After that, result may have three possible values:

• A subclass instance that inherits all the attributes of the parent class instance
• The call result of the parent class constructor may be a non-empty object returned from the parent class constructor
• The call result of the parent class constructor may be undefined

How to deal with these different situations? _possibleConstructorReturn(this,result) function mentioned above is called here.

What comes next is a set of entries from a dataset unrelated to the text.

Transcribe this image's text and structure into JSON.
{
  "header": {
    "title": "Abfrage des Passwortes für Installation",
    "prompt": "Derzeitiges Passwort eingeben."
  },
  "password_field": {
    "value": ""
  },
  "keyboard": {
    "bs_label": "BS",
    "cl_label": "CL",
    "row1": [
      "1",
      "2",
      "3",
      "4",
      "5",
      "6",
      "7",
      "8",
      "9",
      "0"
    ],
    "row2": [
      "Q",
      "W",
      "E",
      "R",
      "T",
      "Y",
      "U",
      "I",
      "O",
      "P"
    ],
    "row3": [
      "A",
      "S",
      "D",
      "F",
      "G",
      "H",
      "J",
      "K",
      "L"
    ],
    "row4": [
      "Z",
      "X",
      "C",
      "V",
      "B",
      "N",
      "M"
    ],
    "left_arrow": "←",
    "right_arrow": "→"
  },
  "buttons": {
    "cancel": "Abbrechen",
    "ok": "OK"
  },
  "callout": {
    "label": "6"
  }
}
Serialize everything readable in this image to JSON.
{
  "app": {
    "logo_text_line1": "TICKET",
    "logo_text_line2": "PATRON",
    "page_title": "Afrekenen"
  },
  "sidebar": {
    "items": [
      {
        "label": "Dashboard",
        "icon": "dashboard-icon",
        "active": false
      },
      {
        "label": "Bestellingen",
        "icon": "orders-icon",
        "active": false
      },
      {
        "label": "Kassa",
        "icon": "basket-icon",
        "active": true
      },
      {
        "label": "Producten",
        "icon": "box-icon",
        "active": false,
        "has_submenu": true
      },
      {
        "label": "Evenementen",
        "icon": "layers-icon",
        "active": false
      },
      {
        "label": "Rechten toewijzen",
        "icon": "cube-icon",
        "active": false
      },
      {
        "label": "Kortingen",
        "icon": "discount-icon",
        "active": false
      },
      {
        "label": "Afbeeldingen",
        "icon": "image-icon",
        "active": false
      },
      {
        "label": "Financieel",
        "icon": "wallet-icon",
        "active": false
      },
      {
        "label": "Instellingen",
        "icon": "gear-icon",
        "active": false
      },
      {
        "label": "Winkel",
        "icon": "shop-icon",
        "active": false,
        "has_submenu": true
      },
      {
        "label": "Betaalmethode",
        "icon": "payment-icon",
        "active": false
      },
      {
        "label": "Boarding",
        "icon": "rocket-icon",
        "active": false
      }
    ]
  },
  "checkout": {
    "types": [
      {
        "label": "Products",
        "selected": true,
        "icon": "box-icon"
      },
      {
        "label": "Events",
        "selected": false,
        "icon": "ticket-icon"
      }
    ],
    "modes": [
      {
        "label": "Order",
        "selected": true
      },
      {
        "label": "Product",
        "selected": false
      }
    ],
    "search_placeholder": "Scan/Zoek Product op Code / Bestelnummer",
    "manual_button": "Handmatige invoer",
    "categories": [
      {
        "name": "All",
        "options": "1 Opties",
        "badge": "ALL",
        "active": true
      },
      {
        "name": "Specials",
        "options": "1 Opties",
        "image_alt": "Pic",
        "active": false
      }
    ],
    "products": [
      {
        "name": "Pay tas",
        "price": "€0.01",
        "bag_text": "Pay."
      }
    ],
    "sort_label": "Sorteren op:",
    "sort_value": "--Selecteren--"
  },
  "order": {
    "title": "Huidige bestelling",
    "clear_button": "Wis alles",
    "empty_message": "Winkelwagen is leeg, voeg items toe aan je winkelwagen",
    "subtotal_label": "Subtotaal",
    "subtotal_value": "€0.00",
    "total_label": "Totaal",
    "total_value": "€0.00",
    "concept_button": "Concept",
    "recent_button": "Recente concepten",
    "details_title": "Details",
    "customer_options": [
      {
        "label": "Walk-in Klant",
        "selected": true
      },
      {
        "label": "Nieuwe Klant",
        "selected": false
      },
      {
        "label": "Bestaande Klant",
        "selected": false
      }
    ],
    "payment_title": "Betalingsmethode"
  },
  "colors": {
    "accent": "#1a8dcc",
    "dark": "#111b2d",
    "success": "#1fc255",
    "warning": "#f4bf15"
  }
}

If it result is a non-empty object, that is, the first and second value cases, then it directly returns result ; otherwise, it is the third case, and it is right at this time The subclass instance passed in at the beginning ( Super.apply ), that is, this , is asserted, and then returned.

Now, let's go back to the Son constructor. As you can see, it is _super.call(this) that is returned after calling it, that is, result or the enhanced this is returned. Here result we know that there are also two values, if it is a subclass instance that inherits all the attributes of the parent class instance, it is actually equivalent to the enhanced this ; if it is a non-defined return from the parent class constructor An empty object means that Son constructor does not actually inherit the instance attributes declared in the parent class. Similar to the following:

function Parent(){
    this.a = 1
    return {b:1}
}
function Son(){
    return Parent.call(this)
}
Son.prototype.__proto__ = Parent.prortotype
const obj = new Son()
console.log(obj)     
// {b:1}      
// 这里 `Son` 同样也是返回父类 `Parent` 的调用结果（一个对象），它并没有继承在父类上声明的实例属性 `a`。

At this point, our analysis is basically over. I hope you will learn something after reading this article. If you find any errors in the article, please feel free to correct me in the comment section.